The building's occupancy rate is approaching 55 per cent in terms of signed leases. For Devereux, who leads a venture equally owned by Brookfield Asset Management Inc. and Dubai's sovereign wealth fund, the outlook is upbeat as firms look to rebuild their work culture, with the vaccination rates suggesting the city could be near herd immunity.

Companies in Dubai will likely start bringing workers back to offices en masse in the second-half of this year, Devereux said. Large multinational firms "see a path with vaccines being rolled out in US and Europe, and they have seen that productivity has been impacted," he said, so coming back to offices is "just a matter of when".

Forty-four tenants have signed up for office space in the 1.5 million square-foot (139,000 square-meter) project in the city's financial district, designed by Foster + Partners and featuring amenities including indoor gardens for Dubai's hot summers.

The stakes are high for Dubai as it emerges from the pandemic after what S&P Global Ratings estimates was the steepest population loss in the Gulf. It now also has to contend with challenges to its sway with multinationals from the capital of Saudi Arabia, Riyadh.

Despite a spike in infections to start the year, Dubai has reaped the benefits of a gradual reopening. The influx of wealthy visitors to Dubai in December, who came to escape Europe's lockdowns, has also meant a boon for the new tower.

Plotting a return

Several "high-net-worth individuals who own global companies" are now exploring the possibility of moving their global headquarters to the Dubai International Financial Center, according to Devereux. "All that makes it attractive to businesses to establish a regional hub," he said.

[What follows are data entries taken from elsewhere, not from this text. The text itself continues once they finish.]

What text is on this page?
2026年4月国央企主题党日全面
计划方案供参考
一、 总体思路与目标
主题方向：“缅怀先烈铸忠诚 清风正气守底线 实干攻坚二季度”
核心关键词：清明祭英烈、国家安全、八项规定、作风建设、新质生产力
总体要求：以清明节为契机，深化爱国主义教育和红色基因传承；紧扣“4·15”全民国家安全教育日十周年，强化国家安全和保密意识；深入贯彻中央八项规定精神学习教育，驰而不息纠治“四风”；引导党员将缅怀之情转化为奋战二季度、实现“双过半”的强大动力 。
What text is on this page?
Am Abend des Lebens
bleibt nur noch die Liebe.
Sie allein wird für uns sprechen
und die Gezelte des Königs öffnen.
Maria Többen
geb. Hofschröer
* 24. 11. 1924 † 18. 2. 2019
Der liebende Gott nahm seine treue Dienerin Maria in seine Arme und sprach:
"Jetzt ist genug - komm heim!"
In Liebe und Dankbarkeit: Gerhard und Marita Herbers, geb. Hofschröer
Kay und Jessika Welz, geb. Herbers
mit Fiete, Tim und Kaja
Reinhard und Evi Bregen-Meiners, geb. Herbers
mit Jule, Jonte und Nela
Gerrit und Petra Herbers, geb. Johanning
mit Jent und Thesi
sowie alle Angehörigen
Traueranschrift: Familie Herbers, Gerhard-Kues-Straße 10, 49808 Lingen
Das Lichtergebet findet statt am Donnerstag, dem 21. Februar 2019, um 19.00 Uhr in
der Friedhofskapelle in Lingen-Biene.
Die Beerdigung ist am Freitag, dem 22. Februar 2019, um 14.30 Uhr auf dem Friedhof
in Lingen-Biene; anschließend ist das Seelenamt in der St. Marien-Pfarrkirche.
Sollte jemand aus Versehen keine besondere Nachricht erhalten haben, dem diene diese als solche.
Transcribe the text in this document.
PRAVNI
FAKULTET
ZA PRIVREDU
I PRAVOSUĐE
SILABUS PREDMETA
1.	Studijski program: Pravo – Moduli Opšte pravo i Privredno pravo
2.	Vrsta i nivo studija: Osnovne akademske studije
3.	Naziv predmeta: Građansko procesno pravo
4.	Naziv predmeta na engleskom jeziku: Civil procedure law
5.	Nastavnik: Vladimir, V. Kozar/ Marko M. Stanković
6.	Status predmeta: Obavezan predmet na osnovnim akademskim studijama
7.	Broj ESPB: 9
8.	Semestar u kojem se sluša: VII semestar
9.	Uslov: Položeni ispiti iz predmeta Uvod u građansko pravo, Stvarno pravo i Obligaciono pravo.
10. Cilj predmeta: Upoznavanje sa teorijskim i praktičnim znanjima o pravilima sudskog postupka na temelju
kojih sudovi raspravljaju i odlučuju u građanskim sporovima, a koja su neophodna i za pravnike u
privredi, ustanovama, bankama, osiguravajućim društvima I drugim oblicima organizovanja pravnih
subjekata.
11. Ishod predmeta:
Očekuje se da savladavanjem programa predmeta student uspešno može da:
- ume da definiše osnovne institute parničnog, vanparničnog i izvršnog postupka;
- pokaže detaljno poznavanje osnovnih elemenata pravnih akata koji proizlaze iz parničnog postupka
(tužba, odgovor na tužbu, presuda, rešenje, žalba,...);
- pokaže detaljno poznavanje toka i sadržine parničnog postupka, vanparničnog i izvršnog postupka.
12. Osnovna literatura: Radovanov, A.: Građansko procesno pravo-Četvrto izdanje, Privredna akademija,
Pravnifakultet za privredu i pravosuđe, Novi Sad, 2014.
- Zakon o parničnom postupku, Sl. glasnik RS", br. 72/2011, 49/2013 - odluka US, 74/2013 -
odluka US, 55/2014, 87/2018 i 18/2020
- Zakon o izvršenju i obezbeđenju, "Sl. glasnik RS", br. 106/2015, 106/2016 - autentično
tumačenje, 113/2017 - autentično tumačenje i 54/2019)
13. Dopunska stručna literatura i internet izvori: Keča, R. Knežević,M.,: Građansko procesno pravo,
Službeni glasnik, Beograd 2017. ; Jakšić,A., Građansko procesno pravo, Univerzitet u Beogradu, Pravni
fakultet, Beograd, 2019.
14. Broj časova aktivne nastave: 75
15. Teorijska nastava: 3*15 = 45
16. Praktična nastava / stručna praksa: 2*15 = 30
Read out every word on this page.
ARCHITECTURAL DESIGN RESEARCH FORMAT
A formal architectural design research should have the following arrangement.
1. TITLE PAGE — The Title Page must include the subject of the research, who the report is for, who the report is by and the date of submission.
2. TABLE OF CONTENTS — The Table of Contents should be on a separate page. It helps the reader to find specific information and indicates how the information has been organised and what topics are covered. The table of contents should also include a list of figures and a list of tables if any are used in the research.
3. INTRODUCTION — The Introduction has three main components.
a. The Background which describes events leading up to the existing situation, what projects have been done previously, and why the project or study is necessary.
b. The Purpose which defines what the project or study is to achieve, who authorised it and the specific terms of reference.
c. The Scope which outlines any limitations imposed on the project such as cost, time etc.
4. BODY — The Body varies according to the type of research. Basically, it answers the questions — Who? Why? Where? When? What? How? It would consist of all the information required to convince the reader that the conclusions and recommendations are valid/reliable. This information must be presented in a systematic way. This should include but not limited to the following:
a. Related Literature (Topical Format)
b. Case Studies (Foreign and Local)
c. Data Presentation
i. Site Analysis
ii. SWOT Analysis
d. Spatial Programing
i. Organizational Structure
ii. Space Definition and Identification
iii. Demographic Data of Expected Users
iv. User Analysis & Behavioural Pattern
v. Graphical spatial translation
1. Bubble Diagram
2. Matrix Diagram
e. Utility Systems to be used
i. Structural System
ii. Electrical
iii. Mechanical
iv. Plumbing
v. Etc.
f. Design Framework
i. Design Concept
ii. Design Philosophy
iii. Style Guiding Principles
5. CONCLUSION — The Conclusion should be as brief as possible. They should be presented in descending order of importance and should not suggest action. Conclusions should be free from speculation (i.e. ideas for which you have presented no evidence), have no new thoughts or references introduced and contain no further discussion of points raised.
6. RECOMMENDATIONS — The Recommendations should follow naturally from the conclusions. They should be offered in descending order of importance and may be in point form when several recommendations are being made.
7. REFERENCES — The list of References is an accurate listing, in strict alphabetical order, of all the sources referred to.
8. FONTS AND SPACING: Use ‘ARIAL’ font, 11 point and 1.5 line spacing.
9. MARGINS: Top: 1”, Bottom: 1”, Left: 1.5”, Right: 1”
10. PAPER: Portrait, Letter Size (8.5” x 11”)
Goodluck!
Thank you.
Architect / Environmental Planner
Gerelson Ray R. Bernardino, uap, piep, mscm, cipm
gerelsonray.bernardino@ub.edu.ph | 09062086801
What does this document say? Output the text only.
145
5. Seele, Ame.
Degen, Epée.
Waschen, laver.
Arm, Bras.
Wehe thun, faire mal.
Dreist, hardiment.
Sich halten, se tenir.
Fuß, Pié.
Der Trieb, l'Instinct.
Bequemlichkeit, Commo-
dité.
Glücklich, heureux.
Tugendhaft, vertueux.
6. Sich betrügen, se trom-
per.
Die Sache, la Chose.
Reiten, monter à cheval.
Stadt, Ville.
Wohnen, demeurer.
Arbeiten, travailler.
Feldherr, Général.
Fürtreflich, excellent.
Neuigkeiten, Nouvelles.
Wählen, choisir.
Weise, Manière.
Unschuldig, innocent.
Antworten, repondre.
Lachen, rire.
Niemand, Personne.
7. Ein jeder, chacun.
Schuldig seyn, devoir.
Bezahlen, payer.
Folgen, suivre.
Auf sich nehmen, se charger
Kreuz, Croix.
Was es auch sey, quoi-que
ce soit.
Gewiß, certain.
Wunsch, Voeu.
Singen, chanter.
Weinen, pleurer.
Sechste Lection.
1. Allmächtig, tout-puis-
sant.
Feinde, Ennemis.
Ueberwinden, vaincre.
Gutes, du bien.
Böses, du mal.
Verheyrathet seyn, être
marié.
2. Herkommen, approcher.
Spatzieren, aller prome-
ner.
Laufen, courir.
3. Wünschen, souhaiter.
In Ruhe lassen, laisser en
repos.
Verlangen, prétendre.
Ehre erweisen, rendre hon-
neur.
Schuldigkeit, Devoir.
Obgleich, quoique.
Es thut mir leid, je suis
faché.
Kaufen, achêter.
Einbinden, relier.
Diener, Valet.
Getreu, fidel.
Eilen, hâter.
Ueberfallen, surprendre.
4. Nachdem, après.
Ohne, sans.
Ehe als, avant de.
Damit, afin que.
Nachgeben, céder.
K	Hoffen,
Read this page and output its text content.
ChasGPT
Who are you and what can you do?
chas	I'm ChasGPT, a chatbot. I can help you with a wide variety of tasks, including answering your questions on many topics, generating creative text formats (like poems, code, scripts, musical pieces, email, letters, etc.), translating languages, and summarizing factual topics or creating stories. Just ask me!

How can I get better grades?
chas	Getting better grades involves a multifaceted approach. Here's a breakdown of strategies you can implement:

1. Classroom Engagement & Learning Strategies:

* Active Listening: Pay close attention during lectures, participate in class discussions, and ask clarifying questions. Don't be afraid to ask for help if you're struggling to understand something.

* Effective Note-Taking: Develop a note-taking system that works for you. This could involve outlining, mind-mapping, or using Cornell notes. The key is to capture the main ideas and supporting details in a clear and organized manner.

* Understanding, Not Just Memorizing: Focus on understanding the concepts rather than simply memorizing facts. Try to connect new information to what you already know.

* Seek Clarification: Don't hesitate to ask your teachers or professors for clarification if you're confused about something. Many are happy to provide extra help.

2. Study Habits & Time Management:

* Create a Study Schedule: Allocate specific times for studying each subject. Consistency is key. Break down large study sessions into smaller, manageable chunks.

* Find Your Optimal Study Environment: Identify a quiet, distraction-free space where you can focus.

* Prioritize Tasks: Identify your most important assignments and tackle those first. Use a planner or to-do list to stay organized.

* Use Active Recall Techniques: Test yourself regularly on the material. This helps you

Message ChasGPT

Devereux says Dubai is witnessing renewed economic activity as businesses re-evaluate their plans while exiting the pandemic. A strong pipeline of companies looking at new office space likely means the tower will be almost entirely occupied by the end of next year, he said.

"Dubai is in a resurgence," Devereux said. "There has been some downward trend over the last five years and it is almost as if the pandemic unleashed a new life into Dubai."

Although many of the Dubai employees of multinationals have been vaccinated, guidelines from their global headquarters will likely dictate the pace of return, with some restricting the number of those allowed back to the workplace to as low as 30 per cent, according to Devereux.

"The timing won't necessarily be driven by local decisions but rather by what's happening in Europe and the US," Devereux said. The "work from home" phenomenon has "gone on a lot longer than anyone anticipated."